Home Tech So You Think You Cleared Your Browser History? Think Again

So You Think You Cleared Your Browser History? Think Again

by Gaga Arizanov

Every internet user must know that every time they visit a website, the date, time and duration of the visit is recorded in their browser history. There are, of course, many reasons why people might not want that history being seen by colleagues, bosses, friends, family etc. – from the possibly immoral to the downright illegal via commercially confidential, we might all do things now and again that we don’t want certain other people to know about.

However, clearing one’s browsing and search history isn’t as straightforward as you might think. There are in fact, three distinct places where a person’s internet activity is recorded. Let’s take an example where you might want to clear all history in Bing, the Microsoft search engine of choice for many Windows users. For more info please click here.

Cookies on your hard drive

Source: news.trendmicro.com

The first of those three places where your browsing history gets recorded by the presence of cookies is on your own machine’s hard drive. This can affect your online privacy. But first, what exactly is a cookie? Don’t worry, your laptop isn’t getting full of chocolate chips and raisins!

A cookie in computing terms is a text file containing a very small crumb of data; think of the .txt file like a miniature username and password that is activated every time you go back to a website where the cookie was first ‘baked’ (or created, if you prefer). The cookie is used to identify your computer, so that any previous interaction you had on that revisited website is remembered. Storage is either temporarily for that browsing session only, or permanently in a folder on your machine.

Thus, if you went to book a flight on, say, Skyscanner, got halfway through the process of finding a flight to Los Angeles but then decided to take a road trip instead, the next time you visit Skyscanner, it knows that you were looking at flights to LA, and when you last looked.

This visit recording has obvious implications for dynamic pricing – whereby the prices you are offered depend upon your geo-location (of which more later) and how many times you’d been searching to book.

Your Bing, Apple or Google account

Source: tech.hindustantimes.com

Not only do cookies give the game away about your search history, but if you are logged in to your Bing, iCloud or Google account as you search, your search term and visit history is recorded within that account.

This history can be cleared by you whenever you like (at least to everyone except perhaps the service provider’s eyes) so that to all intents and purposes your internet activity recording has been wiped. But are the details truly wiped? Regardless of what any authority says these days, even multinational organizations are often perceived as less trustworthy by their customers. In short, just because you’re paranoid doesn’t mean they aren’t out to get you!

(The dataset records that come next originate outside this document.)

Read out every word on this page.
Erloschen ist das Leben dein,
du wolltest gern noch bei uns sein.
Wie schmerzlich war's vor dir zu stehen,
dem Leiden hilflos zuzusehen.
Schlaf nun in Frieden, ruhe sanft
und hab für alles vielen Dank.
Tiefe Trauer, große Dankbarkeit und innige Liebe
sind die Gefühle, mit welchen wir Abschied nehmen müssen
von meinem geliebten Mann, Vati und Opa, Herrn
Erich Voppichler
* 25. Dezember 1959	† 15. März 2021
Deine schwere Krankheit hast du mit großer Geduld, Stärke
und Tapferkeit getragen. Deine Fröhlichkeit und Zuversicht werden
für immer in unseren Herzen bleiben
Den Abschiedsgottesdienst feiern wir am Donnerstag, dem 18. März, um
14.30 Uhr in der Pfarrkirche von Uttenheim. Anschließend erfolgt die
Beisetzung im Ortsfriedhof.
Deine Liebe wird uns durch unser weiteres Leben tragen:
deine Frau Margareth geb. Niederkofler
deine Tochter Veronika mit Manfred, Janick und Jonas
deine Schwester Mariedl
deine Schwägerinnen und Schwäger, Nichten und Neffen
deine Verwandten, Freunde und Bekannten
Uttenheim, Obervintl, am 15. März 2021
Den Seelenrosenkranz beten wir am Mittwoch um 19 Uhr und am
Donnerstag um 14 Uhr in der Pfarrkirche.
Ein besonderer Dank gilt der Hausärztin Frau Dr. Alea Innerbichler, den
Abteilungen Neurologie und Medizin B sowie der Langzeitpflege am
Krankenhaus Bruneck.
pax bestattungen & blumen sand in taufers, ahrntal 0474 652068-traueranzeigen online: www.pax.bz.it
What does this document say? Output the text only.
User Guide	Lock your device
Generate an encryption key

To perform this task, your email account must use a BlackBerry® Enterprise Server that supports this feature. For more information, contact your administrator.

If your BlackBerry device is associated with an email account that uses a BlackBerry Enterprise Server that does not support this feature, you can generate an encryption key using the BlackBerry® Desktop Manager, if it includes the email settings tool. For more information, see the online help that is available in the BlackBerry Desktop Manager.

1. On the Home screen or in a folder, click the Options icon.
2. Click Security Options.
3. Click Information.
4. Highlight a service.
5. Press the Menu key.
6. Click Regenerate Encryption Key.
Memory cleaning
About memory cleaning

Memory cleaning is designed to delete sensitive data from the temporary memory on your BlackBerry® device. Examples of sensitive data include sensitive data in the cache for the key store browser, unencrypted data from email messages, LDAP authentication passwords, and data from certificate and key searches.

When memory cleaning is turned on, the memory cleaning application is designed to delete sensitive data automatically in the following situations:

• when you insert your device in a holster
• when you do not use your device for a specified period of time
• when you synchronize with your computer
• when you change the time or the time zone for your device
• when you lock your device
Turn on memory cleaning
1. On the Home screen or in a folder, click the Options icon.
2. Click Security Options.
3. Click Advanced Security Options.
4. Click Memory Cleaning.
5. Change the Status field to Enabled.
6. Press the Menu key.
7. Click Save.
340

Your Internet Service Provider

Source: techquintal.com

In that case, if you can locate the cookies on your hard drive, which is an easy 30 second task, then delete them all, empty the waste bin, then log into your Bing account or wherever, and clear all history there, you’re clean and green, right? Unfortunately not. The third factor in this seditious spying on your web activity is the fact that your Internet Service Provider (ISP) also keeps a log of every website you visit; the dates, duration etc.

They do this under the guise of it being a legal necessity in case governmental authorities need to use your records in any potential criminal investigation. Of course, the real reason they do it is to make money from selling your (anonymized) preferences to advertisers. Although this doesn’t identify you personally, they’re making money out of telling someone else how often a person from Zip Code XXX is visiting, say, Skyscanner or adult dating sites. Even your presence in the Metaverse can be recorded.

So how do I genuinely stay anonymous on the web?

Source: npr.org

Using a VPN or Virtual Private Network solves all the above problems in one go, as the VPN effectively places an encrypted secure server between the internet and your machine, regardless of wherever in the world you are browsing. This offers , in brief, the following advantages:

  • Your ISP can’t record your web activity because your activity is already anonymized;
  • If you set your browser to refuse cookies and use incognito or private browsing, cookies can’t be recorded. If cookies are recorded when you use a VPN, the geo-location IP address will be inaccurate in the cookie text content;
  • Avoiding geo-location dynamic pricing by using a VPN server of your own selection can save you money on hotels and flights. Websites like Booking.com and others look at your IP address. If the site ‘knows’ that you are looking to book a hotel in NYC, and your IP address shows you as a resident of Beverly Hills, you’re going to see a higher price than if your IP address indicates that you’re in a trailer park in Detroit.
  • There are many other advantages to using a VPN besides anonymity, for example there is no data throttling from ISPs ‘fair usage policies’ – especially if you’re on 4G or 5G mobile data – because your ISP doesn’t know who you are, they can’t throttle you. Also, you can access content on platforms like Hulu, Disney+ and other streaming platforms with a VPN; you might be sitting in Morocco on vacation, and you want to watch your favorite show but it’s geo-locked. A VPN makes the streaming platform think you’re at home in Michigan!

So the question isn’t really “how do I clear my search history on Bing”, it’s more “If I use a VPN, why would I need to?”.